Outre le fait que l’expression « dialogue avec la matière réfléchissante » est creuse (un dialogue entre qui et qui ? Le spectateur et l’œuvre? L’œuvre et elle-même? L’artiste et l’œuvre?), replacer une œuvre au sein de courants prestigieux fait rejaillir sur elle, quelle que soit sa qualité, l’aura de ces courants.

Cet exercice, auquel s’est livrée l’historienne, est visiblement aussi un exercice d’ironie. Mais il reflète très exactement la capacité que peut avoir un texte à faire d’une œuvre quelque chose d’autre que ce qu’elle est.
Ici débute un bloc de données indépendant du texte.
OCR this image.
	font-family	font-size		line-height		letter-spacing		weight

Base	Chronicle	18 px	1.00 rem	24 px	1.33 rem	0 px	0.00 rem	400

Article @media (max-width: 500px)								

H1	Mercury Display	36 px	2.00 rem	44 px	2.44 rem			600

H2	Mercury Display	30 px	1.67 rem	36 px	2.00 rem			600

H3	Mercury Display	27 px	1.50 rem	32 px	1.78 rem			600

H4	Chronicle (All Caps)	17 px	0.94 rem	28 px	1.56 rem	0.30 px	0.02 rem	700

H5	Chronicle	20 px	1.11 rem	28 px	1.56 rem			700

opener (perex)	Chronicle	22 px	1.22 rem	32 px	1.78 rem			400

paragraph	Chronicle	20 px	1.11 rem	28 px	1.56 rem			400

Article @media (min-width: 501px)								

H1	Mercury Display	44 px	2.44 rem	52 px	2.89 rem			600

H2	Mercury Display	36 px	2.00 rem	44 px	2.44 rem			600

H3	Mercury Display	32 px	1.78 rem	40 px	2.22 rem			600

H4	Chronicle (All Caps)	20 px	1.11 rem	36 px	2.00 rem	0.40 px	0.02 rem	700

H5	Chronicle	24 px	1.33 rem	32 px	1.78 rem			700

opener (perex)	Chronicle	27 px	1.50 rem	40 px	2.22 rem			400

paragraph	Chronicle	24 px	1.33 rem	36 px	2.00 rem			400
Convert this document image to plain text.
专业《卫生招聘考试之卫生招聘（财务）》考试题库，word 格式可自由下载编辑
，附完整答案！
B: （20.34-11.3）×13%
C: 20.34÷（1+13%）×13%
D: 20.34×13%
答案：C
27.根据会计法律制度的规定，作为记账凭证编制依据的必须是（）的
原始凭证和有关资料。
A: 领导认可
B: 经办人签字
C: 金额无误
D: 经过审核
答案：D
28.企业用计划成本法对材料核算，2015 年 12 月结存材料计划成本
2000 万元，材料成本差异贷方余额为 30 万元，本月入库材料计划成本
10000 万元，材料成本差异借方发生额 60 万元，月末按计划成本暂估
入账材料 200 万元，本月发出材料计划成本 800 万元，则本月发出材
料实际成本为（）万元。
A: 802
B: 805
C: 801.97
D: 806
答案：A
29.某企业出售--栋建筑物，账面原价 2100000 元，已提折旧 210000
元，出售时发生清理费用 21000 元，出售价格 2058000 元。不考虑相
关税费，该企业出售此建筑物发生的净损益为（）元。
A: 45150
Pour ma part, allant du texte et de ce qu’il évoque, à l’œuvre (que j’ai d’ailleurs vue plusieurs fois), j’ai la sensation que les lois de la pesanteur sont passées par là. Et si je devais la décrire à mon tour, je dirais ainsi :

« Les Flèches reprennent une caractéristique formelle propre à l’expressionnisme : la multiplication des formes obliques, rassemblées ici en bouquet de taille démesurée. Elles utilisent aussi la matière miroitante, qui est une caractéristique de la modernité sculpturale. Qu’apportent-elles de nouveau par rapport à cette tradition? En réalité, rien. Elles en sont simplement l’une des nombreuses variations. Quant à l’artiste, il parle (dans sa fiche Wikipedia) de son « inspiration minérale » et des « masses aux arêtes tranchantes et nettes comme celles du cristal ». Soit. L’aura de l’inspiration rajoute-t-elle quelque chose à l’œuvre? Je ne pense pas.
A supposer que ces Flèches entendent donner des cathédrales et de leurs formes élancées une vision moderne et énergique, on pourra se demander si les cathédrales en ont réellement besoin. Il me semble plutôt qu’elles donnent surtout de ces dernières une vision dure et implacable qui n’ouvre le regard sur rien de nouveau.  »

Georges Sauterre, Les Flèches des cathédrales, 1989, acier inoxydable poli, 21 x 10 m. Courtesy de l’artiste. Source image. 

Oui, c’est fou comme un texte peut modeler la vision qu’on a d’une œuvre.

Et ça, c’est quand même l’un des problèmes de la critique d’art, qui peut laisser croire au spectateur / lecteur crédule que s’il n’éprouve rien devant l’œuvre, c’est de sa faute à lui, puisqu’il y a tant à dire dessus.

Bref, ce long développement pour tenter de répondre à une amie qui m’a demandé pourquoi j’appréciais tant ce dessin … Peut-être arriverai-je à la convaincre, ou pas.

La suite la prochaine fois !

Ayako David Kawauchi, Oiseau noir, 2012, fusain et pierre noire sur papier, 102 x 66 cm. Courtesy de l’artiste.